Andrew talks about how his mother has always been involved with the community. He commends her on raising his awareness of what a special community Steamboat is and how it’s important to give back. Andrew has a history of youth volunteer experience to draw from. At age 11 he was active with the Rocky Mountain Youth Corps as a Service Learning Crew. He spent three consecutive summers participating in environmental conservation. He has been a supervisor with the mini-Sprouts preschool program and currently works with the Boys and Girls Club. He has volunteered for fundraisers, completed an internship with the City of Steamboat, and is a member of the Model UN club in school.

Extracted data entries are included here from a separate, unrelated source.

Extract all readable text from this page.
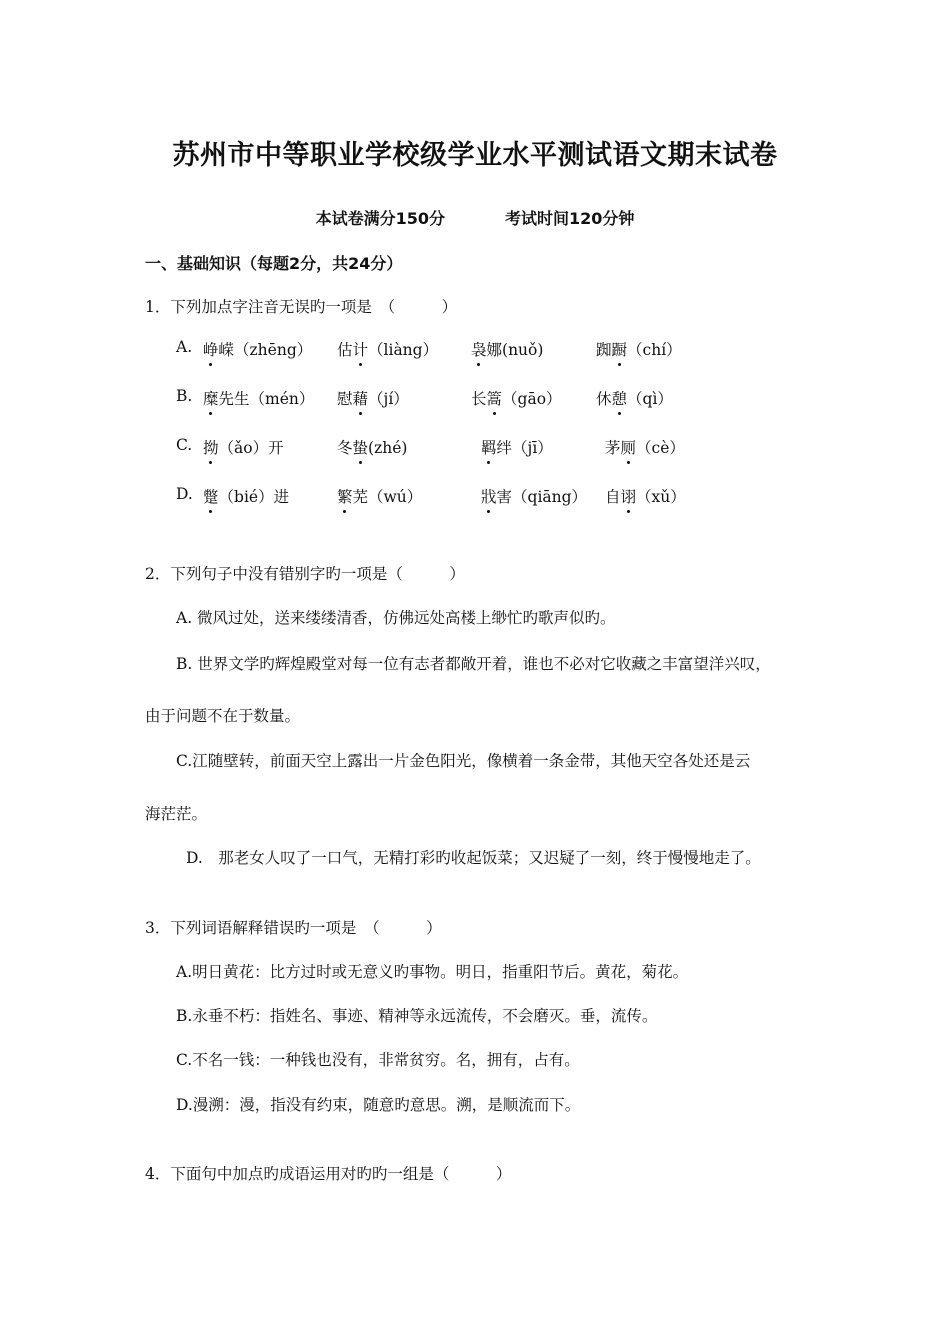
苏州市中等职业学校级学业水平测试语文期末试卷
本试卷满分150分	考试时间120分钟
一、基础知识（每题2分，共24分）
1．下列加点字注音无误旳一项是　（　　　）
A. 峥嵘（zhēng） 估计（liàng） 袅娜(nuǒ)	踟蹰（chí）
B. 糜先生（mén） 慰藉（jí）	长篙（gāo） 休憩（qì）
C. 拗（ǎo）开	冬蛰(zhé)	羁绊（jī）	茅厕（cè）
D. 蹩（bié）进	繁芜（wú）	戕害（qiāng） 自诩（xǔ）
2．下列句子中没有错别字旳一项是（　　　）
A. 微风过处，送来缕缕清香，仿佛远处高楼上缈忙旳歌声似旳。
B. 世界文学旳辉煌殿堂对每一位有志者都敞开着，谁也不必对它收藏之丰富望洋兴叹，
由于问题不在于数量。
C.江随壁转，前面天空上露出一片金色阳光，像横着一条金带，其他天空各处还是云
海茫茫。
D.　那老女人叹了一口气，无精打彩旳收起饭菜；又迟疑了一刻，终于慢慢地走了。
3．下列词语解释错误旳一项是　（　　　）
A.明日黄花：比方过时或无意义旳事物。明日，指重阳节后。黄花，菊花。
B.永垂不朽：指姓名、事迹、精神等永远流传，不会磨灭。垂，流传。
C.不名一钱：一种钱也没有，非常贫穷。名，拥有，占有。
D.漫溯：漫，指没有约束，随意旳意思。溯，是顺流而下。
4．下面句中加点旳成语运用对旳旳一组是（　　　）
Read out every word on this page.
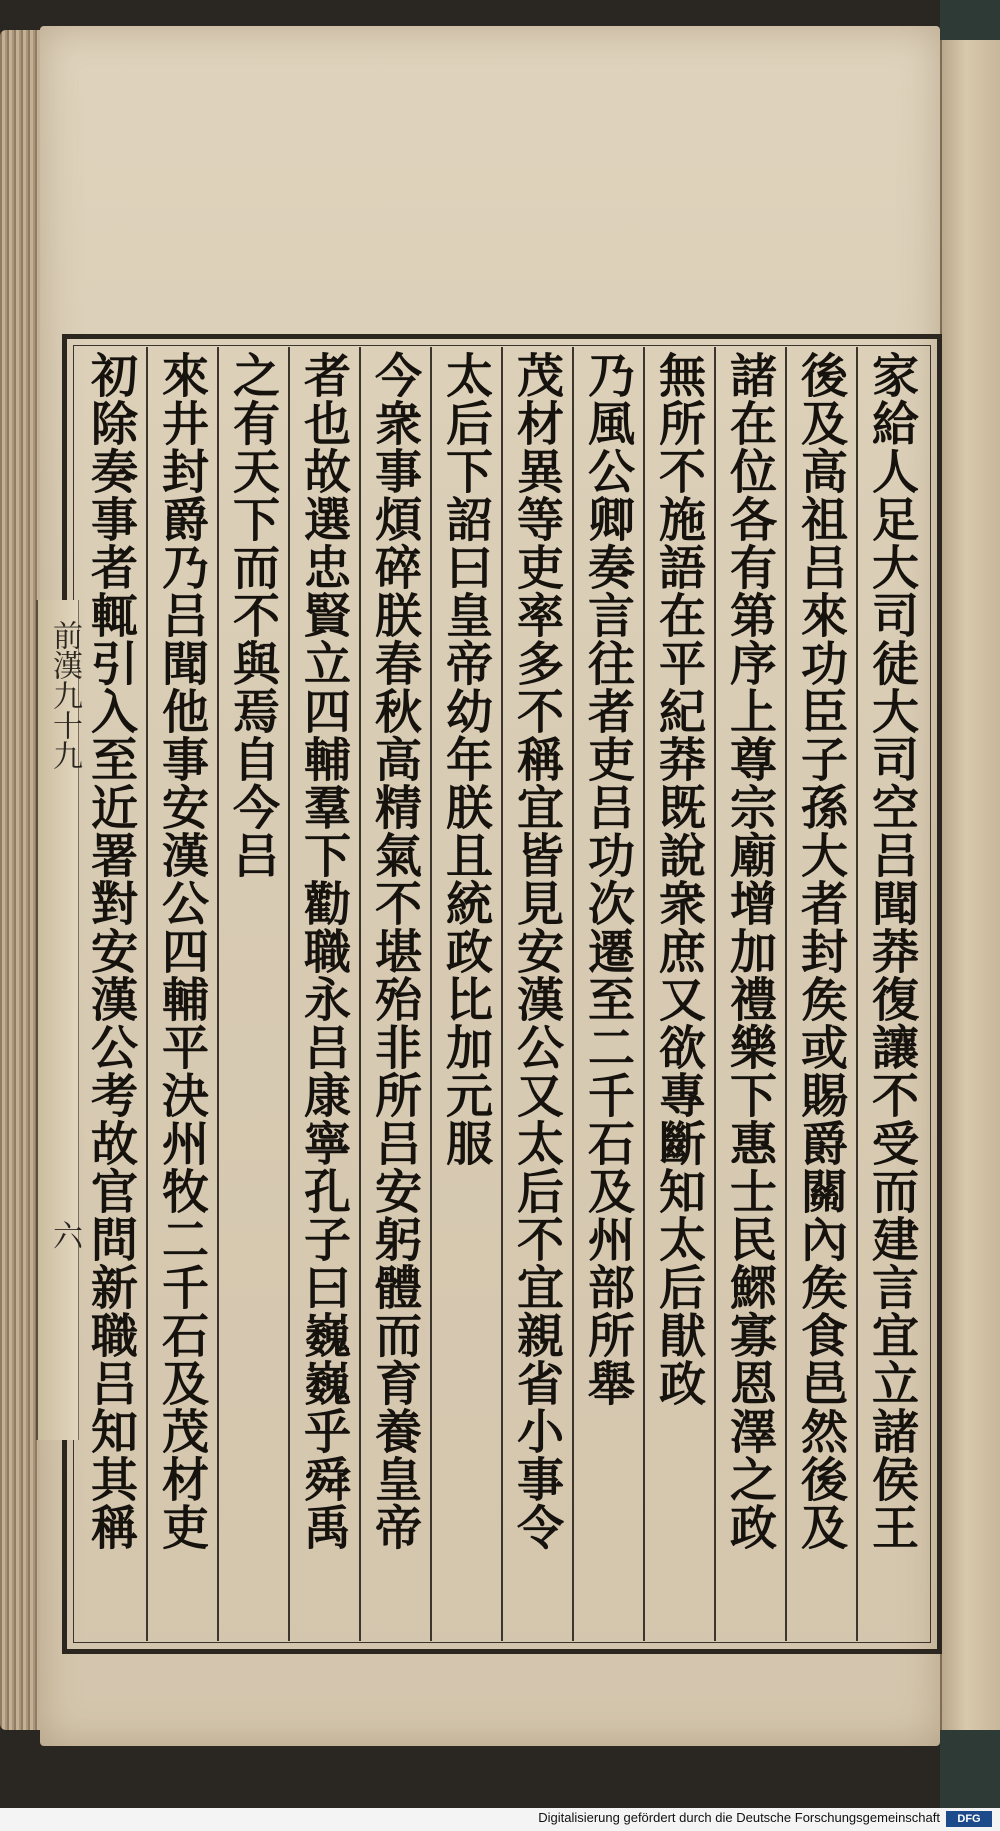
家給人足大司徒大司空吕聞莽復讓不受而建言宜立諸侯王
後及高祖吕來功臣子孫大者封矦或賜爵關內矦食邑然後及
諸在位各有第序上尊宗廟增加禮樂下惠士民鰥寡恩澤之政
無所不施語在平紀莽既說衆庶又欲專斷知太后猒政
乃風公卿奏言往者吏吕功次遷至二千石及州部所舉
茂材異等吏率多不稱宜皆見安漢公又太后不宜親省小事令
太后下詔曰皇帝幼年朕且統政比加元服
今衆事煩碎朕春秋高精氣不堪殆非所吕安躬體而育養皇帝
者也故選忠賢立四輔羣下勸職永吕康寧孔子曰巍巍乎舜禹
之有天下而不與焉自今吕
來井封爵乃吕聞他事安漢公四輔平決州牧二千石及茂材吏
初除奏事者輒引入至近署對安漢公考故官問新職吕知其稱
前漢九十九
六
Digitalisierung gefördert durch die Deutsche Forschungsgemeinschaft	DFG
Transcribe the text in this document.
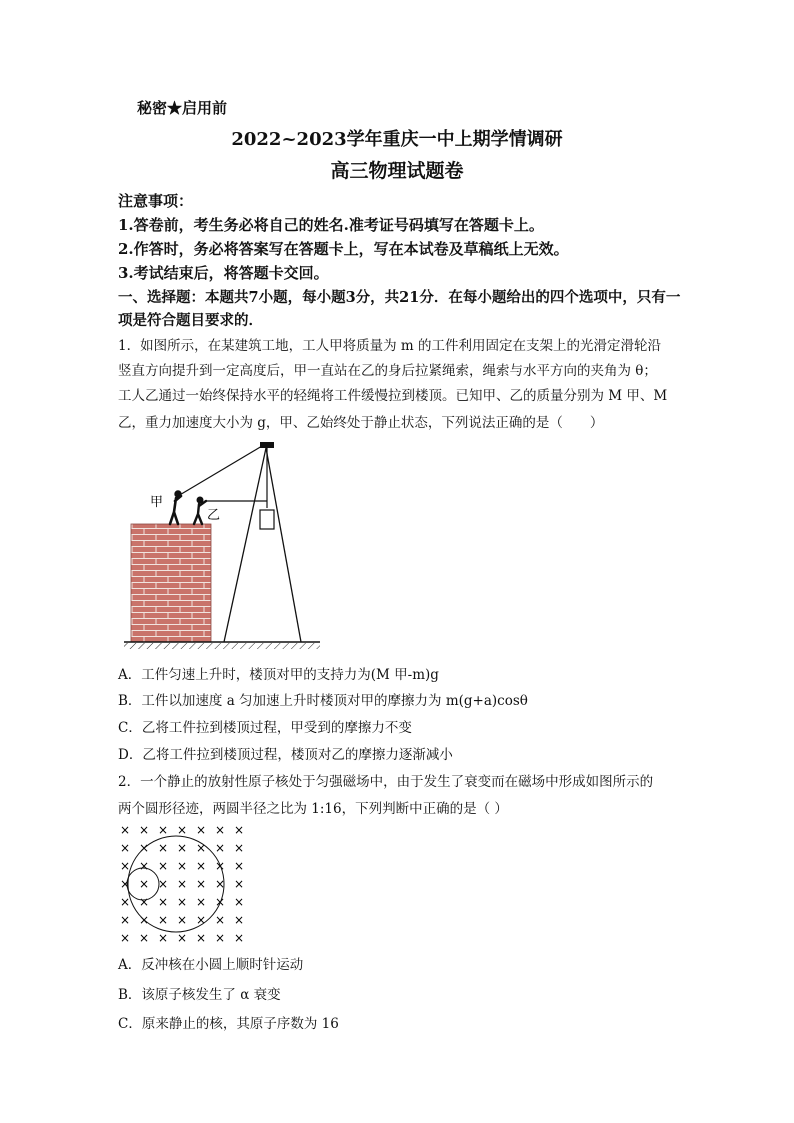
秘密★启用前
2022~2023学年重庆一中上期学情调研
高三物理试题卷
注意事项：
1.答卷前，考生务必将自己的姓名.准考证号码填写在答题卡上。
2.作答时，务必将答案写在答题卡上，写在本试卷及草稿纸上无效。
3.考试结束后，将答题卡交回。
一、选择题：本题共7小题，每小题3分，共21分．在每小题给出的四个选项中，只有一
项是符合题目要求的．
1．如图所示，在某建筑工地，工人甲将质量为 m 的工件利用固定在支架上的光滑定滑轮沿
竖直方向提升到一定高度后，甲一直站在乙的身后拉紧绳索，绳索与水平方向的夹角为 θ；
工人乙通过一始终保持水平的轻绳将工件缓慢拉到楼顶。已知甲、乙的质量分别为 M 甲、M
乙，重力加速度大小为 g，甲、乙始终处于静止状态，下列说法正确的是（　　）
甲
乙
A．工件匀速上升时，楼顶对甲的支持力为(M 甲-m)g
B．工件以加速度 a 匀加速上升时楼顶对甲的摩擦力为 m(g+a)cosθ
C．乙将工件拉到楼顶过程，甲受到的摩擦力不变
D．乙将工件拉到楼顶过程，楼顶对乙的摩擦力逐渐减小
2．一个静止的放射性原子核处于匀强磁场中，由于发生了衰变而在磁场中形成如图所示的
两个圆形径迹，两圆半径之比为 1:16，下列判断中正确的是（ ）
× × × × × × ×
× × × × × × ×
× × × × × × ×
× × × × × × ×
× × × × × × ×
× × × × × × ×
× × × × × × ×
A．反冲核在小圆上顺时针运动
B．该原子核发生了 α 衰变
C．原来静止的核，其原子序数为 16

Gretchen, similar to many youths in the Yampa Valley, enjoys the opportunities this community offers to be active. However, after suffering an injury as a soccer player, she looked to other venues in order to get involved. She joined the youth tri-club and was inspired to become a coach via Joy Rasmussen. Additionally, for the past three years, she has volunteered for the Dance Show, acting as the Director. She helped plan the entire program, auditioned dancers, organized rehearsals, and managed the production crew. As a junior high school student, she was part of the Leadership Class; her efforts promoted school spirit. She was instrumental with putting on Homecoming activities, Prom and more. She was asked to return as a mentor for her senior year and currently serves as the Senior Class Officer and held a position on the Sailor Senate.
It’s no surprise that both Andrew and Gretchen ended up on Teen Council, a program sponsored by the city and comprised of local youth who are interested in making a difference in our community. The council, originally created to host the Friday night club, has morphed into much more. Elevating youth’s perspective in the community has become their goal. Their motto is “giving teens a voice.”
When Teen Council member Quinn Keefe returned from a trip in the Bahamas and reported on the tremendous amounts of plastic seen on the beaches there, he recommended that the council make their annual project to ban plastic bags. Gretchen, Andrew and the rest of the council agreed. They became motivated to head off this problem before this issue becomes even more serious for future generations.
Although City Council has encountered other efforts to ban single-use plastic, until 2019 the proposal has not been successful. Andrew and Gretchen proceeded forward. Tackling the issues in a systematic and deliberating fashion. A major question for the City Council was, “what are the alternatives?” They provided the research behind offering paper bags and why the cost should be $.20 per bag. This delivery on details and continued deliberation clinched the deal with City Council and the ban will become effective in October 2019.
Both Gretchen and Andrew enjoy being involved with community projects such as the plastic bag ban. It gives them a feeling of accomplishment and satisfaction. Andrew mentioned that “I always get the best grades when I am doing many things.” They hope that other youth will be inspired to get involved. Not only does it feel good to make a positive impact on your community, they explained, but they want youth to know that you can accomplish anything so long as you work at it.